Wednesday, January 07, 2009

N810 WiMAX Edition: Gone before it's time

Nokia was way ahead of the market when it announced the Nokia N810 WiMAX Edition, but now there is talk that the tablet is already gone. This makes sense: Producing a device on technology that is not yet in circulation means the device will not sell. The Internet Tablet hardware and software developers are working far faster than the wireless carriers in deploying new technology.

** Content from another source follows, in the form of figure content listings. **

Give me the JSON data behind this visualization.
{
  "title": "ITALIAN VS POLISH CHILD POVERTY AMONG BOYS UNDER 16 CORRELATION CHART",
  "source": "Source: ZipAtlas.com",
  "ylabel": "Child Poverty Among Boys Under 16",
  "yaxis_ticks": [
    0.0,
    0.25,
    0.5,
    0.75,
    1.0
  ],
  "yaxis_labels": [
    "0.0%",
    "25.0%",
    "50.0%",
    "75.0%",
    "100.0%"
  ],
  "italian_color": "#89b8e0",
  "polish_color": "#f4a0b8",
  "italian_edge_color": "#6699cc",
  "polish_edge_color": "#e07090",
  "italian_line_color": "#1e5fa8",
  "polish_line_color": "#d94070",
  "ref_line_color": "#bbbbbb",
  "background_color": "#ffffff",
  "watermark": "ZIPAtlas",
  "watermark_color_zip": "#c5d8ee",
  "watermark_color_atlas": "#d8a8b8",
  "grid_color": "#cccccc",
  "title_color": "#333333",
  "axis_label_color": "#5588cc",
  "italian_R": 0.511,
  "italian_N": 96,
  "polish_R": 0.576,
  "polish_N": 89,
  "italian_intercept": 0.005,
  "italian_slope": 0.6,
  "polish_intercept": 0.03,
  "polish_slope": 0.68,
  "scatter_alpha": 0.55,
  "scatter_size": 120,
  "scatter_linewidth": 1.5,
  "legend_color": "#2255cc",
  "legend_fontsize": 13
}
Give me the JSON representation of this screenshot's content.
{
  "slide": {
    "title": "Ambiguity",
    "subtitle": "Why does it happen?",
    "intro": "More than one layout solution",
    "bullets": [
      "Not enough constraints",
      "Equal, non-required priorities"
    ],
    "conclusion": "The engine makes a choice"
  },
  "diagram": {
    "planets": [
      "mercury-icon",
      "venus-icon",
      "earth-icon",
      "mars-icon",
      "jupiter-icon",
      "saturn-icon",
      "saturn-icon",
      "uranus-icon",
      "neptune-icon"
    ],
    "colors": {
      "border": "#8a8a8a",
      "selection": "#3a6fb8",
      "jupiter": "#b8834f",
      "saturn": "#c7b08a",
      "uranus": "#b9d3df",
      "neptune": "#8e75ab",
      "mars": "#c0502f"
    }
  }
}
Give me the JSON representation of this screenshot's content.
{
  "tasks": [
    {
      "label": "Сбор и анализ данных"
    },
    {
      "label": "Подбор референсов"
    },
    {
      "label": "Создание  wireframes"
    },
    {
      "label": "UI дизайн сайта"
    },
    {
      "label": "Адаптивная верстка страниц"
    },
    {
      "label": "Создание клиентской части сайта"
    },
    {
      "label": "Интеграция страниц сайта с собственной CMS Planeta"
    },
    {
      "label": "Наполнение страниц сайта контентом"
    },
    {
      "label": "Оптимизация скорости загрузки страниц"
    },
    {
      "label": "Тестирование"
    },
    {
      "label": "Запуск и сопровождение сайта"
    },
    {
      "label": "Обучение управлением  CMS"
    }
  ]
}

The best solution for an embedded high-speed tablet is to use radio technology that already exists: WiFi, Bluetooth, HSDPA, and maybe (but not likely) EVDO rev A. We already know that there is an upcoming HSPA Internet Tablet in the works. Let's hope that it gives consumers a compelling reason (in price or features) to buy the tablet instead of a Netbook, laptop, or smartphone.

4 comments:

john said...

I’m surprised they sold it at all.

They should have first delivered a N810 WCDMA Edition (with EDGE and HSPA), since that’s a wireless WAN that actually exists, and has a sizeable customer base. Instead, those numerous and established customers have to wait for the Maemo 5 platform (which will have HSPA support), while the niche customers who have WiMAX were able to get this marketing dud (but I’m sure it wasn’t a technical/engineering dud).

gamer-geek said...

I'm just hoping that it'll mean distributors dump stock for cheap - I wouldn't mind trying out a N810 chassis.

OvErFlO said...

You have right john, it is a nonsense strategy... hardware without platform...

paul.mansfield said...

Nokia's big mistake was not making the wimax module swappable - otherwise they could have made lots of money selling the modules. They could have then had a 2G/GPRS + 2.5G/Edge + 3G/HSPA module, a CDMA/EVO for north america, a 4G/LTE module, a WIBRO for Korea (I think), an ethernet module for power-users etc.

whilst on the subject of accessories. many of nokia's mobiles have had clip-of fascias for people to customise their mobiles. why didn't they do this for the tablet?